Michelle Obama, a “macaca de saltos altos”
Ainda não estava decorrida uma semana depois de Trump ser eleito presidente dos EUA e começaram já a surgir, abertamente, sem filtros, expressões de racismo, misoginia e de total ausência de empatia humana na sociedade americana dirigidos contra uma negra, Michelle Obama.
Duas mulheres no Estado da Virgínia, com cargos de responsabilidade pública (uma até era a presidente da câmara local), chamaram “macaca de saltos altos” a Michelle Obama, àquela que ainda é a 1ª Dama dos EUA.
Já tínhamos ouvido esta expressão “macaca” aqui na Europa, como insulto a políticas mulheres e negras.

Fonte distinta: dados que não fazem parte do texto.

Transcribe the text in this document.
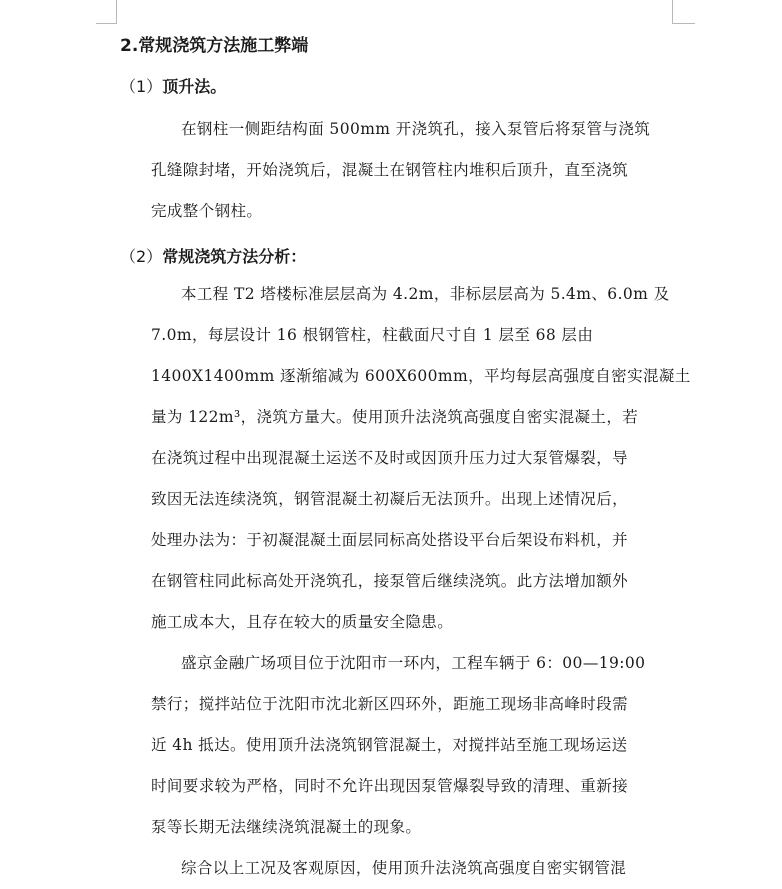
2.常规浇筑方法施工弊端
（1）顶升法。
在钢柱一侧距结构面 500mm 开浇筑孔，接入泵管后将泵管与浇筑
孔缝隙封堵，开始浇筑后，混凝土在钢管柱内堆积后顶升，直至浇筑
完成整个钢柱。
（2）常规浇筑方法分析：
本工程 T2 塔楼标准层层高为 4.2m，非标层层高为 5.4m、6.0m 及
7.0m，每层设计 16 根钢管柱，柱截面尺寸自 1 层至 68 层由
1400X1400mm 逐渐缩减为 600X600mm，平均每层高强度自密实混凝土
量为 122m³，浇筑方量大。使用顶升法浇筑高强度自密实混凝土，若
在浇筑过程中出现混凝土运送不及时或因顶升压力过大泵管爆裂，导
致因无法连续浇筑，钢管混凝土初凝后无法顶升。出现上述情况后，
处理办法为：于初凝混凝土面层同标高处搭设平台后架设布料机，并
在钢管柱同此标高处开浇筑孔，接泵管后继续浇筑。此方法增加额外
施工成本大，且存在较大的质量安全隐患。
盛京金融广场项目位于沈阳市一环内，工程车辆于 6：00—19:00
禁行；搅拌站位于沈阳市沈北新区四环外，距施工现场非高峰时段需
近 4h 抵达。使用顶升法浇筑钢管混凝土，对搅拌站至施工现场运送
时间要求较为严格，同时不允许出现因泵管爆裂导致的清理、重新接
泵等长期无法继续浇筑混凝土的现象。
综合以上工况及客观原因，使用顶升法浇筑高强度自密实钢管混
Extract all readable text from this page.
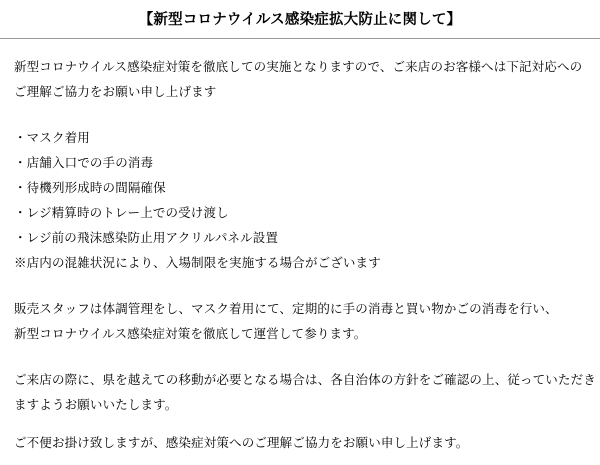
【新型コロナウイルス感染症拡大防止に関して】
新型コロナウイルス感染症対策を徹底しての実施となりますので、ご来店のお客様へは下記対応への
ご理解ご協力をお願い申し上げます
・マスク着用
・店舗入口での手の消毒
・待機列形成時の間隔確保
・レジ精算時のトレー上での受け渡し
・レジ前の飛沫感染防止用アクリルパネル設置
※店内の混雑状況により、入場制限を実施する場合がございます
販売スタッフは体調管理をし、マスク着用にて、定期的に手の消毒と買い物かごの消毒を行い、
新型コロナウイルス感染症対策を徹底して運営して参ります。
ご来店の際に、県を越えての移動が必要となる場合は、各自治体の方針をご確認の上、従っていただき
ますようお願いいたします。
ご不便お掛け致しますが、感染症対策へのご理解ご協力をお願い申し上げます。
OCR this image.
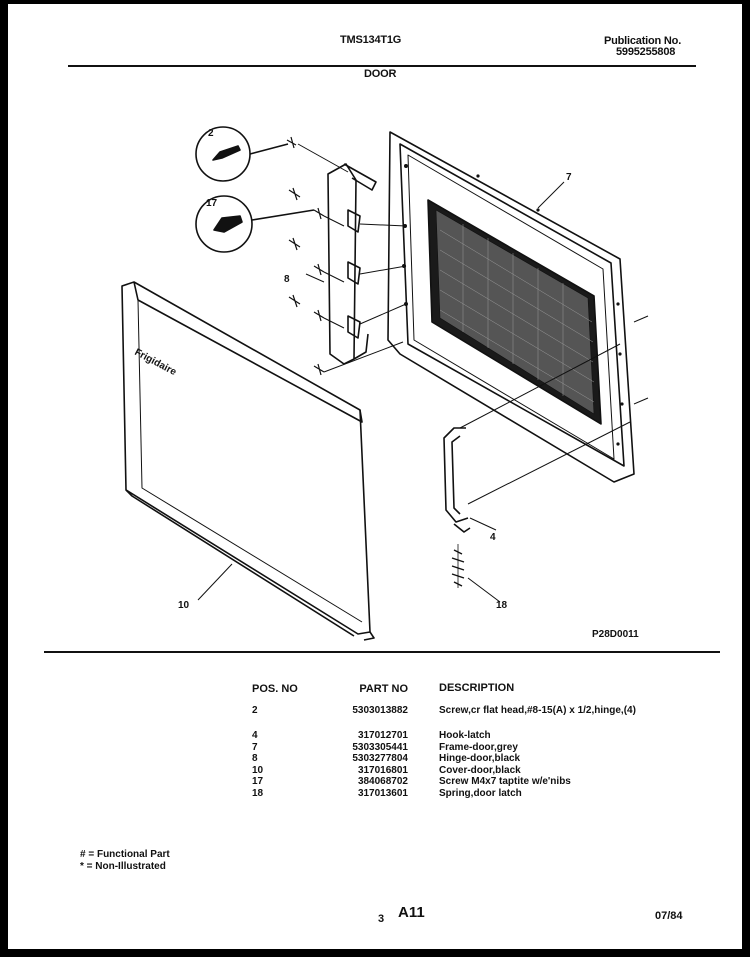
TMS134T1G	Publication No.
5995255808
DOOR
Frigidaire
2
17
7
8
4
10	18
P28D0011
POS. NO	PART NO	DESCRIPTION
2	5303013882	Screw,cr flat head,#8-15(A) x 1/2,hinge,(4)
4	317012701	Hook-latch
7	5303305441	Frame-door,grey
8	5303277804	Hinge-door,black
10	317016801	Cover-door,black
17	384068702	Screw M4x7 taptite w/e'nibs
18	317013601	Spring,door latch
# = Functional Part
* = Non-Illustrated
3 A11	07/84
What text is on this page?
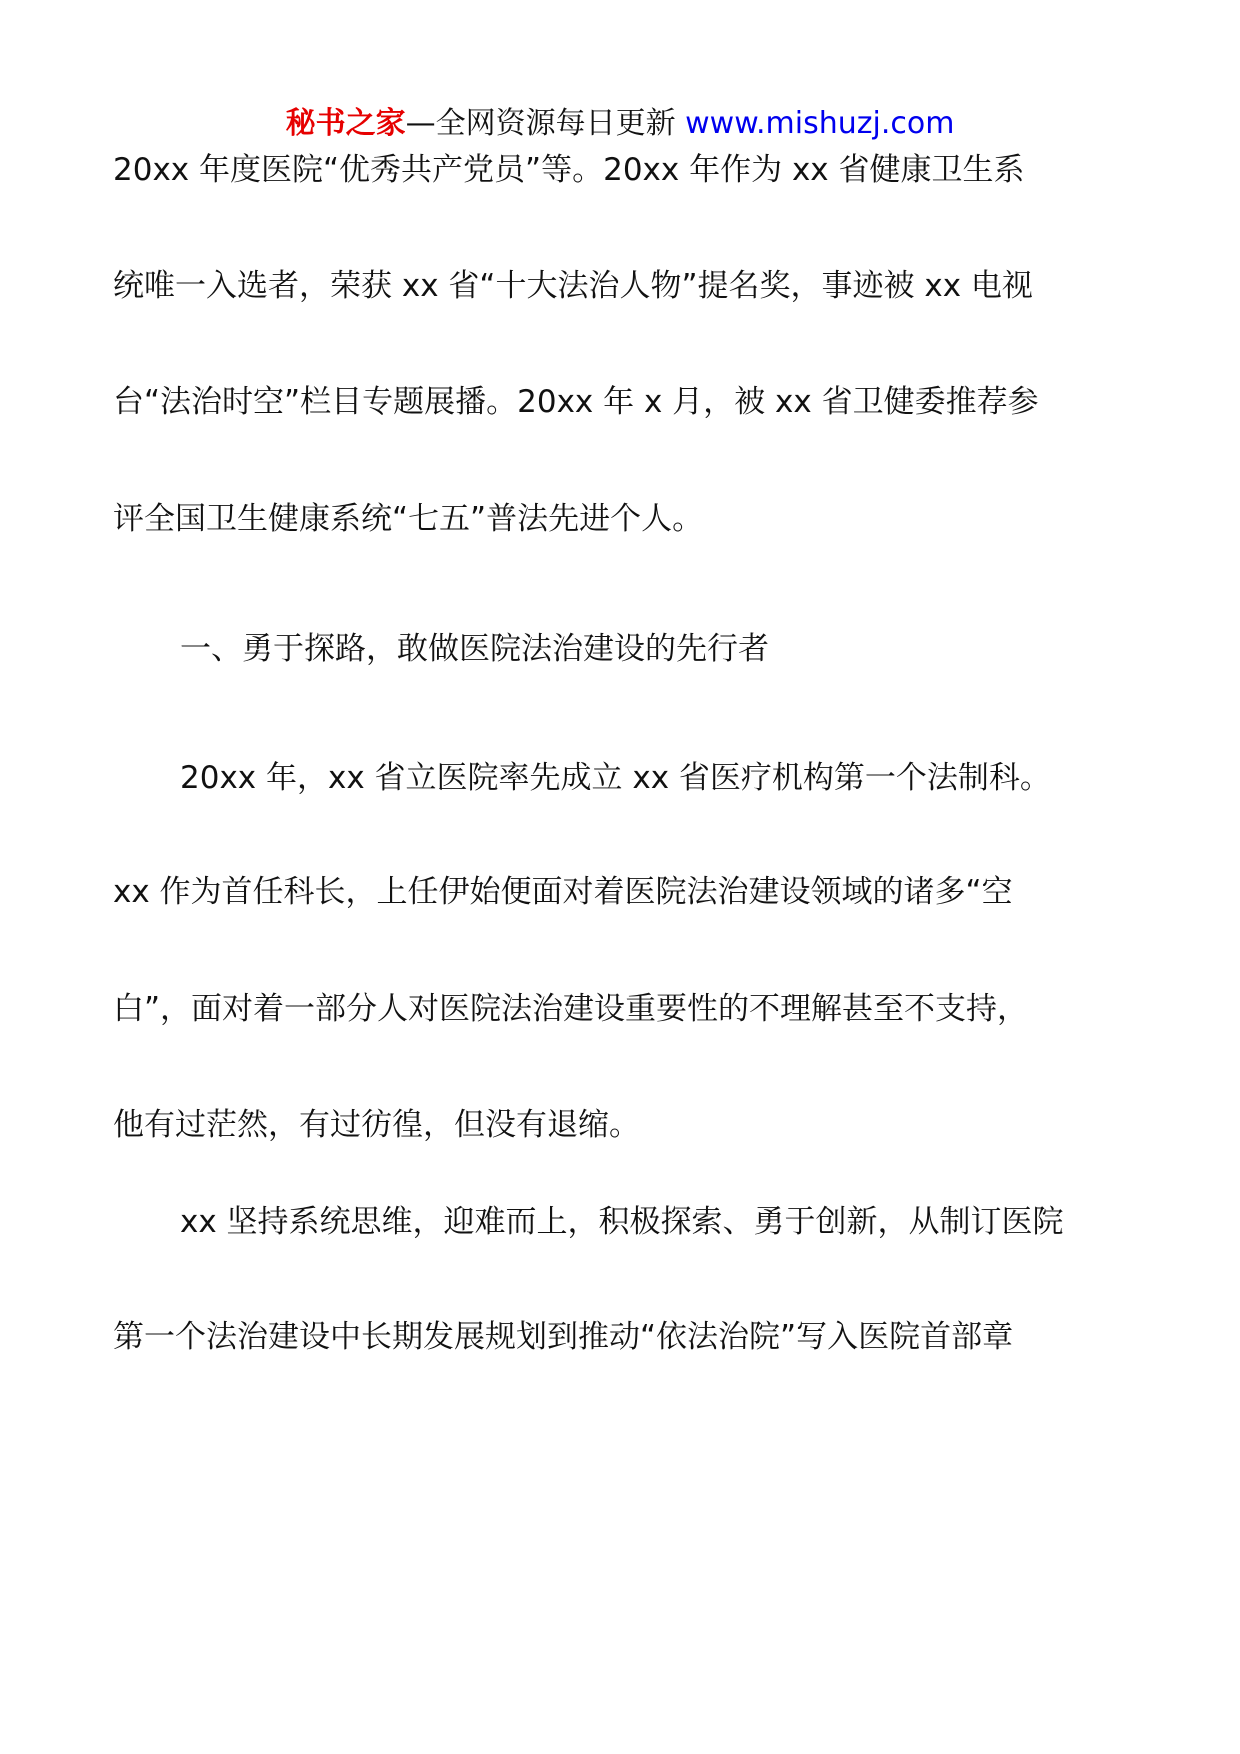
秘书之家—全网资源每日更新 www.mishuzj.com
20xx 年度医院“优秀共产党员”等。20xx 年作为 xx 省健康卫生系
统唯一入选者，荣获 xx 省“十大法治人物”提名奖，事迹被 xx 电视
台“法治时空”栏目专题展播。20xx 年 x 月，被 xx 省卫健委推荐参
评全国卫生健康系统“七五”普法先进个人。
一、勇于探路，敢做医院法治建设的先行者
20xx 年，xx 省立医院率先成立 xx 省医疗机构第一个法制科。
xx 作为首任科长，上任伊始便面对着医院法治建设领域的诸多“空
白”，面对着一部分人对医院法治建设重要性的不理解甚至不支持，
他有过茫然，有过彷徨，但没有退缩。
xx 坚持系统思维，迎难而上，积极探索、勇于创新，从制订医院
第一个法治建设中长期发展规划到推动“依法治院”写入医院首部章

A ministra da Justiça francesa, negra, nascida na Guiana francesa, Christiane Taubira – a responsável pela lei de 2001 que passou a considerar a escravidão e o tráfico de negros como Crime contra a Humanidade – foi recentemente alvo de ataques ferozes por parte de gente ligada à Frente Nacional. Chamarem-lhe macaca foi apenas um deles. E isto aconteceu no país que nos habituámos a considerar estar sempre na linha da frente na defesa dos valores da humanidade.
Também em Itália, Cecile Kyenge, congolesa, ministra da integração em 2013, sofreu duramente com ataques racistas, particularmente por parte de políticos da Liga Norte, como o senador Roberto Calderoli, na altura vice-presidente do senado italiano, que a comparou a um orangotango, ou da conselheira municipal de Valandro que postou no Twitter : “ não há quem estupre a Kyenge…?”
A Liga Norte italiana, de extrema direita, foi um dos parceiros de coligação de Berlusconi. Depois das eleições europeias de 2014, cofundou um grupo no PE intitulado Europa das Nações e das Liberdades, que inclui partidos como a Frente Nacional francesa ou o Partido da Liberdade da Áustria. Tudo bons rapazes, diria Martin Scorsese.
Embora na Europa a memória do contacto com a escravatura negra esteja mais distante, pese embora a história dura da colonização dos territórios africanos da Bélgica, Inglaterra, Portugal, França, ou Holanda, nos EUA essa memória continua a estar muito presente: a economia do Sul construiu-se com o recurso à escravatura negra, a Guerra Civil americana foi apenas há pouco mais de um século (1861-1865), com mais de meio milhão de mortos, e a segregação racial institucionalizada como disposição legal e jurídica manteve-se formalmente até à década de 60 do século XX.
O Ku Klux Klan é um dos apoiantes de Donald Trump e, mesmo que este apoio não tenha sido sancionado pela sua campanha, é evidente que sopram ventos segregacionistas no pensamento hegemónico da extrema-direita americana, que vão ao encontro, do outro lado do Atlântico, da vaga xenófoba que invade a Europa.
Há que estar atento a todos estes sinais. Cada um deles constitui mais uma pequena pedra no imenso muro em construção que pretende travar as conquistas civilizacionais consagradas no século XX: a igualdade entre todos os homens e mulheres independentemente da raça, religião, pensamento politico, género ou orientação sexual.
Não pode haver diferenças na qualidade de vida, nas oportunidades, no acesso à educação, ao emprego ou à saúde dos cidadãos, sejam da Europa, sejam dos EUA, sejam de qualquer parte do mundo. Essa é a nossa luta e a nossa motivação política e de cidadania.
Os Direitos Humanos foram uma conquista árdua. Temos que os defender a todo o custo.